Hand Hygiene Compliance
The single most common transmission of health care-associated infections (HAIs) in a health care setting is via transiently colonized hands of health care workers who acquire it from contact with colonized or infected patients, or after handling contaminated material or equipment. Monitoring hand hygiene practices and the provision of timely feedback are vital to improving compliance and, in turn, reducing HAIs.
Public reporting of hand hygiene compliance is about transparency and establishing a baseline for our facility. TBRHSC is participating in education provided by RICN and Public Health Units, as well as providing on-site education to front line staff. We are currently midway through our roll out of the “Just Clean Your Hands” Ministry of Health initiative. This is about a change in culture for our organization, including point of care hand hygiene and education, in addition to when and how to wash hands.
Hand hygiene compliance rates will be posted annually to ensure enough data is collected to be statistically valid.
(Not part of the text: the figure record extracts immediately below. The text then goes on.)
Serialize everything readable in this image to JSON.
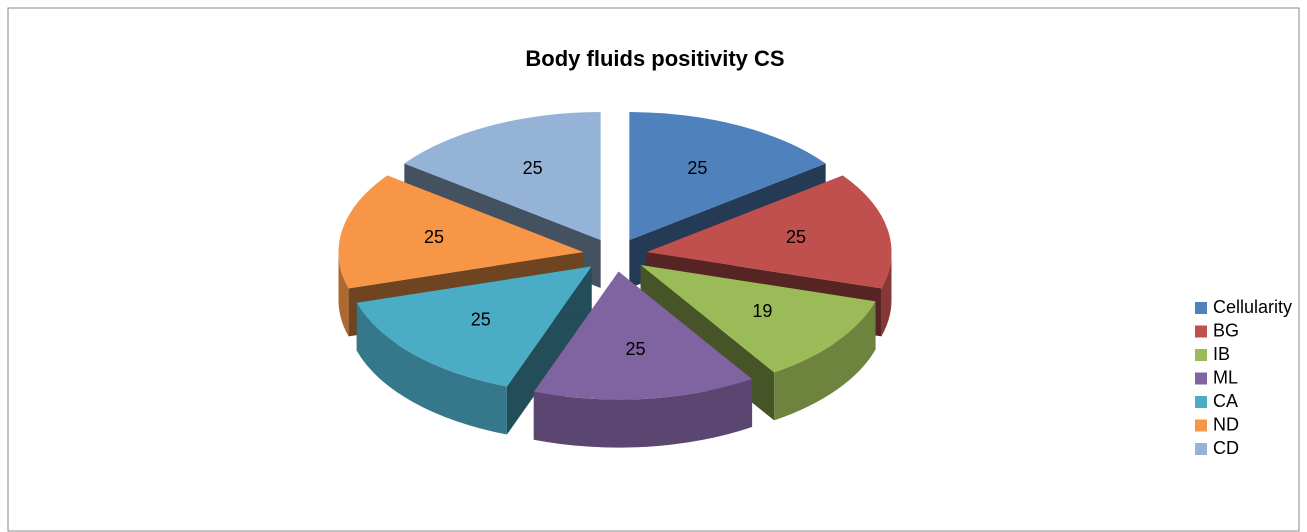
{
  "chart_data": {
    "type": "pie",
    "title": "Body fluids positivity CS",
    "categories": [
      "Cellularity",
      "BG",
      "IB",
      "ML",
      "CA",
      "ND",
      "CD"
    ],
    "values": [
      25,
      25,
      19,
      25,
      25,
      25,
      25
    ],
    "colors": [
      "#4f81bd",
      "#c0504d",
      "#9bbb59",
      "#8064a2",
      "#4bacc6",
      "#f79646",
      "#95b3d7"
    ],
    "legend": "right"
  }
}
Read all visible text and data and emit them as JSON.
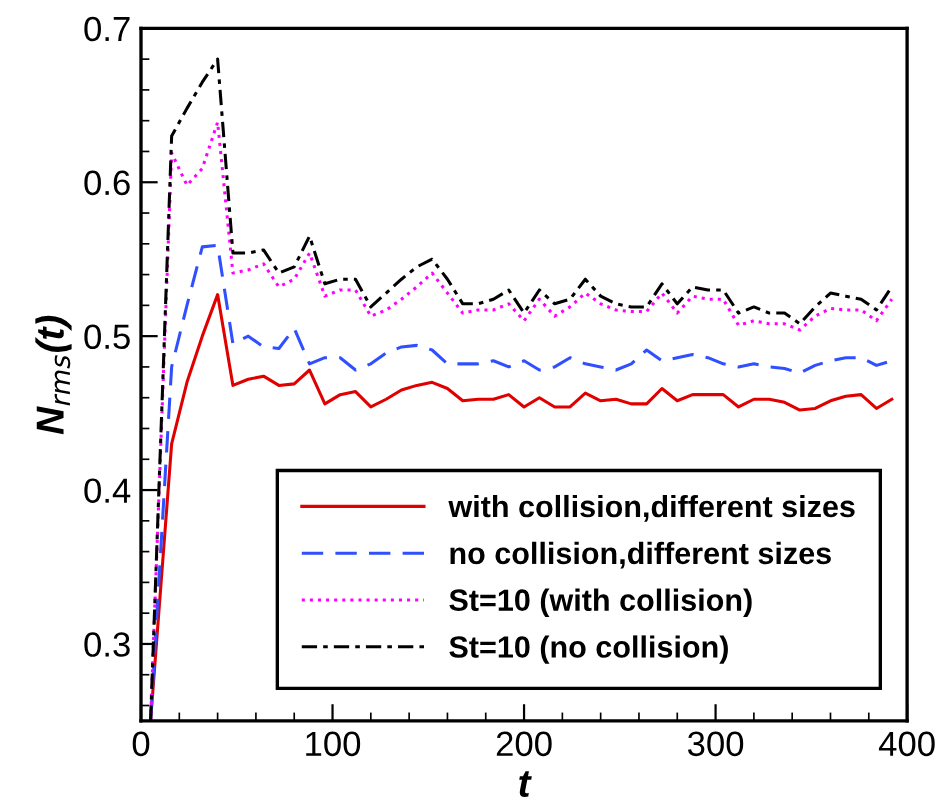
{
  "chart_data": {
    "type": "line",
    "xlabel": "t",
    "ylabel": "N$_{rms}$(t)",
    "x": [
      5,
      16,
      24,
      32,
      40,
      48,
      56,
      64,
      72,
      80,
      88,
      96,
      104,
      112,
      120,
      128,
      136,
      144,
      152,
      160,
      168,
      176,
      184,
      192,
      200,
      208,
      216,
      224,
      232,
      240,
      248,
      256,
      264,
      272,
      280,
      288,
      296,
      304,
      312,
      320,
      328,
      336,
      344,
      352,
      360,
      368,
      376,
      384,
      392
    ],
    "series": [
      {
        "name": "with collision,different sizes",
        "color": "#e00000",
        "line_style": "solid",
        "values": [
          0.25,
          0.43,
          0.47,
          0.5,
          0.527,
          0.468,
          0.472,
          0.474,
          0.468,
          0.469,
          0.478,
          0.456,
          0.462,
          0.464,
          0.454,
          0.459,
          0.465,
          0.468,
          0.47,
          0.466,
          0.458,
          0.459,
          0.459,
          0.462,
          0.454,
          0.46,
          0.454,
          0.454,
          0.463,
          0.458,
          0.459,
          0.456,
          0.456,
          0.466,
          0.458,
          0.462,
          0.462,
          0.462,
          0.454,
          0.459,
          0.459,
          0.457,
          0.452,
          0.453,
          0.458,
          0.461,
          0.462,
          0.453,
          0.459
        ]
      },
      {
        "name": "no collision,different sizes",
        "color": "#3050ff",
        "line_style": "dashed",
        "values": [
          0.25,
          0.48,
          0.52,
          0.558,
          0.559,
          0.495,
          0.5,
          0.493,
          0.492,
          0.505,
          0.482,
          0.486,
          0.486,
          0.478,
          0.482,
          0.489,
          0.493,
          0.494,
          0.491,
          0.482,
          0.482,
          0.482,
          0.484,
          0.48,
          0.484,
          0.478,
          0.48,
          0.486,
          0.482,
          0.48,
          0.478,
          0.482,
          0.491,
          0.484,
          0.486,
          0.488,
          0.486,
          0.482,
          0.48,
          0.482,
          0.48,
          0.479,
          0.476,
          0.481,
          0.484,
          0.486,
          0.486,
          0.481,
          0.484
        ]
      },
      {
        "name": "St=10 (with collision)",
        "color": "#ff00ff",
        "line_style": "dotted",
        "values": [
          0.25,
          0.619,
          0.598,
          0.609,
          0.639,
          0.541,
          0.543,
          0.547,
          0.532,
          0.537,
          0.554,
          0.526,
          0.53,
          0.53,
          0.513,
          0.517,
          0.524,
          0.532,
          0.541,
          0.528,
          0.515,
          0.517,
          0.517,
          0.521,
          0.51,
          0.524,
          0.513,
          0.519,
          0.528,
          0.521,
          0.517,
          0.516,
          0.516,
          0.528,
          0.515,
          0.526,
          0.524,
          0.524,
          0.507,
          0.51,
          0.508,
          0.508,
          0.504,
          0.513,
          0.518,
          0.517,
          0.517,
          0.51,
          0.524
        ]
      },
      {
        "name": "St=10 (no collision)",
        "color": "#000000",
        "line_style": "dashdot",
        "values": [
          0.25,
          0.63,
          0.648,
          0.665,
          0.68,
          0.554,
          0.554,
          0.556,
          0.541,
          0.545,
          0.565,
          0.534,
          0.537,
          0.537,
          0.519,
          0.528,
          0.537,
          0.545,
          0.55,
          0.537,
          0.521,
          0.521,
          0.524,
          0.53,
          0.515,
          0.53,
          0.521,
          0.524,
          0.537,
          0.526,
          0.521,
          0.519,
          0.519,
          0.534,
          0.521,
          0.532,
          0.53,
          0.53,
          0.515,
          0.519,
          0.515,
          0.515,
          0.508,
          0.519,
          0.528,
          0.526,
          0.524,
          0.517,
          0.532
        ]
      }
    ],
    "xlim": [
      0,
      400
    ],
    "ylim": [
      0.25,
      0.7
    ],
    "xticks": [
      0,
      {
        "value": 20,
        "label": null
      },
      {
        "value": 40,
        "label": null
      },
      {
        "value": 60,
        "label": null
      },
      {
        "value": 80,
        "label": null
      },
      100,
      {
        "value": 120,
        "label": null
      },
      {
        "value": 140,
        "label": null
      },
      {
        "value": 160,
        "label": null
      },
      {
        "value": 180,
        "label": null
      },
      200,
      {
        "value": 220,
        "label": null
      },
      {
        "value": 240,
        "label": null
      },
      {
        "value": 260,
        "label": null
      },
      {
        "value": 280,
        "label": null
      },
      300,
      {
        "value": 320,
        "label": null
      },
      {
        "value": 340,
        "label": null
      },
      {
        "value": 360,
        "label": null
      },
      {
        "value": 380,
        "label": null
      },
      400
    ],
    "yticks": [
      {
        "value": 0.26,
        "label": null
      },
      {
        "value": 0.28,
        "label": null
      },
      0.3,
      {
        "value": 0.32,
        "label": null
      },
      {
        "value": 0.34,
        "label": null
      },
      {
        "value": 0.36,
        "label": null
      },
      {
        "value": 0.38,
        "label": null
      },
      0.4,
      {
        "value": 0.42,
        "label": null
      },
      {
        "value": 0.44,
        "label": null
      },
      {
        "value": 0.46,
        "label": null
      },
      {
        "value": 0.48,
        "label": null
      },
      0.5,
      {
        "value": 0.52,
        "label": null
      },
      {
        "value": 0.54,
        "label": null
      },
      {
        "value": 0.56,
        "label": null
      },
      {
        "value": 0.58,
        "label": null
      },
      0.6,
      {
        "value": 0.62,
        "label": null
      },
      {
        "value": 0.64,
        "label": null
      },
      {
        "value": 0.66,
        "label": null
      },
      {
        "value": 0.68,
        "label": null
      },
      0.7
    ],
    "grid": false,
    "legend": "bottom right"
  }
}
The reported rates provide a starting point to measure improvement resulting from our hand hygiene initiatives and education for the staff and users of the facility.
Calculation of Hand Hygiene Comploance Rates
The two hand hygiene compliance rates will be calculated as follows.
|Number of time hand hygiene performed before initial patient or patient enviroment contact||x 1000|
|Number observed hand hygiene performed before initial patient or patient enviroment contact|
|Number of time hand hygiene performed after initial patient or patient enviroment contact||x 1000|
|Number observed hand hygiene performed after initial patient or patient enviroment contact|
The Hand Hygiene Program at TBRHSC is aimed at reducing health care-acquired infections. In addition, there is a strong collaboration among Ontario hospitals, the provincial government and the OHA to continually improve system performance.
Elements of the TBRHSC Hand Hygiene Program:
- Environmental changes and system supports
- Education for health care providers about when and how to clean hands
- Senior management support and commitment to make hand hygiene and organizational priority
- Patient engagement
- Opinion leaders and champions modeling the right behaviour
- Ongoing monitoring and observation of hand hygiene practices with feedback to health care providers
Provincially, hospitals are participating in the Ministry infection prevention and control core competency education program, using PIDAC’s best practice guidance documents. They are implementing the provincial “Just Clean Your Hands” campaign, as well as attending educational sessions held by the OHA and the Regional Infection Control Networks on a variety of infection prevention and control topics.